Can PestStan analyse Pest datasets and higher-order tests?
Yes. Datasets need a @param block on the test closure so PHPStan knows the row shape — PestStan can't infer that on its own. Higher-order test chains like it('...')->with(...)->group(...)->throws(...) are typed end to end because PestStan ships return type annotations for every method on TestCall. The expect()->each() and expect()->sequence() chains also retain their generic parameter, so the inner closure type-checks properly.

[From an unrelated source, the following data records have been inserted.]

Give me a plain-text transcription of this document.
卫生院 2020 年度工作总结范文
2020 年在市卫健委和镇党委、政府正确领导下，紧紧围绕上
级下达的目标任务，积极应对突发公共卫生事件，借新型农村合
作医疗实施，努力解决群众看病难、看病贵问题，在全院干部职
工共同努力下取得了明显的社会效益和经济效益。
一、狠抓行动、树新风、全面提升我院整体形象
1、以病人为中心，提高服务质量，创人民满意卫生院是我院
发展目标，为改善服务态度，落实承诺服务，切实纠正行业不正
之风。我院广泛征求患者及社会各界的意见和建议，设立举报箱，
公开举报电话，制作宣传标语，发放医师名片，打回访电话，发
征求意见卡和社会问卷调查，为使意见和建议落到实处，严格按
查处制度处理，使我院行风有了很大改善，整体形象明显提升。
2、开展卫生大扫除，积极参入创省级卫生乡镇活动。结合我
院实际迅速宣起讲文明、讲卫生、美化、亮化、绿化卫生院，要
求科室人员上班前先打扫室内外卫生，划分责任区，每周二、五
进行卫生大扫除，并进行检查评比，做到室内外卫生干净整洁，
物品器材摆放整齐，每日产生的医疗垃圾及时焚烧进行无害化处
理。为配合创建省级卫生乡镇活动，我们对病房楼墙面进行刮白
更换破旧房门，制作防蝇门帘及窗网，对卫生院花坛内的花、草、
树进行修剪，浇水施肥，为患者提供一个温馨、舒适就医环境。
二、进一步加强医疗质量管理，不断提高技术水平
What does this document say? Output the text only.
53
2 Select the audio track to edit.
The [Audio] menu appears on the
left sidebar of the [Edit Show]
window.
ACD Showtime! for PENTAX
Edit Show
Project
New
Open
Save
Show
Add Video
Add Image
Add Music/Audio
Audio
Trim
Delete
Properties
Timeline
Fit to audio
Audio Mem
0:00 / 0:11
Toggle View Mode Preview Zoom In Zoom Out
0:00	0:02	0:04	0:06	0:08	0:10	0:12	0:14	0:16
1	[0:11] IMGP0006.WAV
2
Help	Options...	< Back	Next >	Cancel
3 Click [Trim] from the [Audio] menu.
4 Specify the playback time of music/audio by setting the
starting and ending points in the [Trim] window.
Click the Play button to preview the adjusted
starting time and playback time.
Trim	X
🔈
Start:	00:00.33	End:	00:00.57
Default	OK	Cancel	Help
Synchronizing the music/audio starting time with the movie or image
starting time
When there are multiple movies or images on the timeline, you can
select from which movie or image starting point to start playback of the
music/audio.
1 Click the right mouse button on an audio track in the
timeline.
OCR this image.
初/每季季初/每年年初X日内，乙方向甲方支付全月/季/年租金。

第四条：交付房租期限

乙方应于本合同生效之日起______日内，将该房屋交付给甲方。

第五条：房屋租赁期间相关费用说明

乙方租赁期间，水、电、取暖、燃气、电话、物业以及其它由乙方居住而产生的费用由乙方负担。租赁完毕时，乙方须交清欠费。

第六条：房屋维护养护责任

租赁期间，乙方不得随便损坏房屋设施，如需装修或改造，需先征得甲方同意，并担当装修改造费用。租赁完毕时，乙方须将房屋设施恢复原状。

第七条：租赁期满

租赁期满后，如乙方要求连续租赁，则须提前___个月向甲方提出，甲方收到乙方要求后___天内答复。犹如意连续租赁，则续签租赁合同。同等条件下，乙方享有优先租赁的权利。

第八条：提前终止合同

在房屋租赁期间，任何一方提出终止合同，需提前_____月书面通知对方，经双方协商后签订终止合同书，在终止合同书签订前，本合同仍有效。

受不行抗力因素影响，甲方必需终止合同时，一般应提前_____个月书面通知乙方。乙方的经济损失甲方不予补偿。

What PHPStan level should I run on my tests directory?
Start at one or two levels below your app/ level. If app/ is at level 8, run tests/ at level 6 first, fix what surfaces, then raise it. Use a separate phpstan.tests.neon config that includes the main file so you can run different levels in CI without splitting the rest of the configuration. Once tests/ is clean at level 8, drop the second config and analyse everything together.
Does PestStan work with Pest 4 browser tests?
Yes. PestStan supports Pest ^3.0, ^4.0, and ^5.0, which covers the browser plugin shipped in Pest 4. Closures inside visit() and the chained browser methods bind $this to the same TestCase as a feature test, so PestStan applies the same typing rules. The browser plugin's fluent API (visit('/login')->click('Sign In')->assertSee('Dashboard')) is typed, so PHPStan tracks the value through the chain.